Satisfeita jamais vou ficar. Tenho ideias absurdas, até ridículas, mas me orgulho delas, teimo nelas, sou por vezes cara de pau. Me sinto bem sendo assim. Gosto de arriscar, da alegria da vitória, da angústia da derrota, de acompanhar nervosamente o cronômetro até os segundos finais pra ver o que vai acontecer. Sou do contra, eu sei, mas gosto de ser assim. É diferente. O Brasil é diferente da Alemanha e eu gosto disso. 

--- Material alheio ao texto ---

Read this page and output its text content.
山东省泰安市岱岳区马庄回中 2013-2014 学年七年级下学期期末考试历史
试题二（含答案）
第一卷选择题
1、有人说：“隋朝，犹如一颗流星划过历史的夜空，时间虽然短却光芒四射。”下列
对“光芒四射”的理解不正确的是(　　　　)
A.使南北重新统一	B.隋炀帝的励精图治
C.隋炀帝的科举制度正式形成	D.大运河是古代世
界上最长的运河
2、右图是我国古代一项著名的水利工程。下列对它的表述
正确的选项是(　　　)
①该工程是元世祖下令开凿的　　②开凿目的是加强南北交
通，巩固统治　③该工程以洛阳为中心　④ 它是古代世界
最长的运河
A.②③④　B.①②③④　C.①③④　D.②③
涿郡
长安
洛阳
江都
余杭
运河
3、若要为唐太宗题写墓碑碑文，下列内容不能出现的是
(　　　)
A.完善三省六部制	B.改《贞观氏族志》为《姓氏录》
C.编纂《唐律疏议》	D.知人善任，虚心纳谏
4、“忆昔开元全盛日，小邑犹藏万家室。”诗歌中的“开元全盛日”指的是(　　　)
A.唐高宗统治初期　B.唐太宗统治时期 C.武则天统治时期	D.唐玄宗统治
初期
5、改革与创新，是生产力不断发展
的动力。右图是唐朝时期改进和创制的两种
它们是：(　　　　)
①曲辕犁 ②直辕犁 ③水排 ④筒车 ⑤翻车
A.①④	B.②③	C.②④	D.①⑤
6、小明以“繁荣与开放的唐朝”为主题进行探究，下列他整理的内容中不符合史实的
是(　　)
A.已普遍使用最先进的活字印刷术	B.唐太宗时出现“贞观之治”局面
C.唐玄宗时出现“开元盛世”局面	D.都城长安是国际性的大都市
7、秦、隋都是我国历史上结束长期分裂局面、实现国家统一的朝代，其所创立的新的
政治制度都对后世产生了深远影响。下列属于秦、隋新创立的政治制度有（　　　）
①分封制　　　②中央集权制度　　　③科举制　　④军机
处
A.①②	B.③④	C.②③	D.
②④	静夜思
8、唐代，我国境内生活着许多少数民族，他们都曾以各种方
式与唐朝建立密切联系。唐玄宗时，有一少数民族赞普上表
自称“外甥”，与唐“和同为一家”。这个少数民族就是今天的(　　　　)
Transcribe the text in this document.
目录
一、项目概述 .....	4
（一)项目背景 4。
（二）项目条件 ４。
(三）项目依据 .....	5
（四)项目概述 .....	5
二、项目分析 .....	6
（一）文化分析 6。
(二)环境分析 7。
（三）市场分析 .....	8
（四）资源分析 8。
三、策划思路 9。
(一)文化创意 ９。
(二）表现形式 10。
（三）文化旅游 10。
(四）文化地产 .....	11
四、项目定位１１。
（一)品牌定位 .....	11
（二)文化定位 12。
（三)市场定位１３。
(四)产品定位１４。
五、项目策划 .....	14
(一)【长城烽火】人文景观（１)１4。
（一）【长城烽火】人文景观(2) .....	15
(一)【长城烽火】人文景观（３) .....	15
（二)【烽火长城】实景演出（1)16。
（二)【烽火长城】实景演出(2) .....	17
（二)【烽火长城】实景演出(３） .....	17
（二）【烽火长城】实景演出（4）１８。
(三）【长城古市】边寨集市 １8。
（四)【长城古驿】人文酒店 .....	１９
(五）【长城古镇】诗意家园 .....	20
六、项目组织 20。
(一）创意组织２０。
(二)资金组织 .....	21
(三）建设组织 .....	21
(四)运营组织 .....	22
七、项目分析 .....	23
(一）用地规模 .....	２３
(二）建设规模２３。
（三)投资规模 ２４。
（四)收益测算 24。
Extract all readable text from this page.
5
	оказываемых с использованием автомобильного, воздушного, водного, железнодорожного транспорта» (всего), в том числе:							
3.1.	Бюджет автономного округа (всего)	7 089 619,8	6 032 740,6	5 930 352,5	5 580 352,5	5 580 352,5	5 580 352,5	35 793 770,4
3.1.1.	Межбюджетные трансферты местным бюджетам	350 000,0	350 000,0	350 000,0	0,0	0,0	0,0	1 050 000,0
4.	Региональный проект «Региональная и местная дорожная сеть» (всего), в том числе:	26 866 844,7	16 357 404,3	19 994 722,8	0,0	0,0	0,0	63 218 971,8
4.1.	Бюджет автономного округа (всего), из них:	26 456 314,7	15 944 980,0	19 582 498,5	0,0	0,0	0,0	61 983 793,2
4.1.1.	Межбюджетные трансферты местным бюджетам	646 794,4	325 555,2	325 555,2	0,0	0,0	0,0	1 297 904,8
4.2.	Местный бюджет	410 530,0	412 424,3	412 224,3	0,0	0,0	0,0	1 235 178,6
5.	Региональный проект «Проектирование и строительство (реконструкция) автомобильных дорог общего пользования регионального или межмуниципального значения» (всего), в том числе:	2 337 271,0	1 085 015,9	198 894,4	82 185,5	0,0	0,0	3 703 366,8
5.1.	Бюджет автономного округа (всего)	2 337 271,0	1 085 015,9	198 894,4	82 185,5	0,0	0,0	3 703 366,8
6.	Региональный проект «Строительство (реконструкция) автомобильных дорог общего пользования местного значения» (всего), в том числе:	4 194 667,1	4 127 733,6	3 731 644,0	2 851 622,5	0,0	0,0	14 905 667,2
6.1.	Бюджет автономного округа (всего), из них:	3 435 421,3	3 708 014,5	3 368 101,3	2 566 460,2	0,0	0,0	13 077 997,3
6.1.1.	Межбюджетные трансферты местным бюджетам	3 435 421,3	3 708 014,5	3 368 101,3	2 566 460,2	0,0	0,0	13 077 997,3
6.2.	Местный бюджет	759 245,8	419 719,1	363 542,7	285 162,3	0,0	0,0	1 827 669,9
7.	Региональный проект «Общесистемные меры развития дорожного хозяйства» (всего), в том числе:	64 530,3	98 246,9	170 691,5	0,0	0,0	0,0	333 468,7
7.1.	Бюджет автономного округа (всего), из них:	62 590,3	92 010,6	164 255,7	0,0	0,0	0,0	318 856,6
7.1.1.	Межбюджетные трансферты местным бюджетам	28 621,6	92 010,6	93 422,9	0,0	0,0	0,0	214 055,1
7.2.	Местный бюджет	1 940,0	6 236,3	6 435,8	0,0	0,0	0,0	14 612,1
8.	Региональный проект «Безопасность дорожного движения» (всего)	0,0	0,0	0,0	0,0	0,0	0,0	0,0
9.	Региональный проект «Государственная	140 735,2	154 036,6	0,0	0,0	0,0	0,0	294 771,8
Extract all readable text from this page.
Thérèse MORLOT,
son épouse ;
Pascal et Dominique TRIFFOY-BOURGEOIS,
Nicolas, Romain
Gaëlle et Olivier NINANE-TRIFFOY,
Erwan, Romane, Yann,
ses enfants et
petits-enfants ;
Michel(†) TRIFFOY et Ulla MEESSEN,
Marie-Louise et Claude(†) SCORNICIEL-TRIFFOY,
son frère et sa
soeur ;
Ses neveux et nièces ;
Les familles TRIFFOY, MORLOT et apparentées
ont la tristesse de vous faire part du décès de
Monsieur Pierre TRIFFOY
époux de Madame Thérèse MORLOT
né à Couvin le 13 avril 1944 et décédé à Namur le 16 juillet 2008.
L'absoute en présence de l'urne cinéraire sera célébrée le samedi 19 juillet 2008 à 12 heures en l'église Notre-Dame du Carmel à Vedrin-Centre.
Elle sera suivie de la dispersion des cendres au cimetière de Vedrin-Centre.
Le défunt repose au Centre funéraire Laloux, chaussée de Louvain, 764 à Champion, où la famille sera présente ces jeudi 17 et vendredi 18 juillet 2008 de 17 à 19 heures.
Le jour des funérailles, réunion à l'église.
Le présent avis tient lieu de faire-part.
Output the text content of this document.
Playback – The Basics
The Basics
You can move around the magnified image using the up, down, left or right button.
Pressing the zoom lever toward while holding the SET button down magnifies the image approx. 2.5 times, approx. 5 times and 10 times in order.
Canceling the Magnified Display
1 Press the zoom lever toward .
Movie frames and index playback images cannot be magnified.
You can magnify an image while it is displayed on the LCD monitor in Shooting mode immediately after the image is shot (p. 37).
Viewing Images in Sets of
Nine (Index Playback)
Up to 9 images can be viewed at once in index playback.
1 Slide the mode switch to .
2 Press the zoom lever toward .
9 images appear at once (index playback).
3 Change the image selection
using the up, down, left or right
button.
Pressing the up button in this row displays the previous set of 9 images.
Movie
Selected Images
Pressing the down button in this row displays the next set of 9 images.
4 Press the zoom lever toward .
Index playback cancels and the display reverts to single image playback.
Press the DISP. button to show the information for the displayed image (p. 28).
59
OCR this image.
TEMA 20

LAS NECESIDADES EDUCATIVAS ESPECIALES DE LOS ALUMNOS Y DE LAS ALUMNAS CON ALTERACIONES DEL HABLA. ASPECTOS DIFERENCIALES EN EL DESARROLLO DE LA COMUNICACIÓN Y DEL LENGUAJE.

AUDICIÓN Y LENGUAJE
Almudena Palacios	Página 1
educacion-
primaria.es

Gosto das praias e dos diferentes climas daqui. Gosto da ideia de ter um país desse tamanho pra conhecer. Um país a desvendar que fala a minha língua materna, e já faz algum tempo que admiti gostar da Língua Portuguesa. Gosto de sonhar mil mudanças pro Brasil, mas me alegro mais ainda em saber que posso mudar o dia de alguém apenas fazendo uma gentileza inesperada. Gosto das ideias alemãs, mas também das emoções brasileiras. Gosto do inesperado, das adaptações, de tantas diferenças num só lugar, dos desafios a enfrentar, gosto do frio do inverno, gosto da praia no verão, gosto do Brasil. E por que não gostaria? E por que me mudaria? Então eu fico. 

Fico por ficar. 

1 comentários:

Dayane Pereira disse...

Ah Ana que lindo! Penso que só quem viveu longe de seu país e de sua família tem essa propriedade para decidir o que é melhor, onde seu coração está. Pra nós que não vivemos fora, é fácil julgar e dizer que vc é louca de ter voltado, se fosse eu ficava lá e blá blá blá. Mas vc viveu a experiência e escolheu ficar. Então, bem vinda de volta.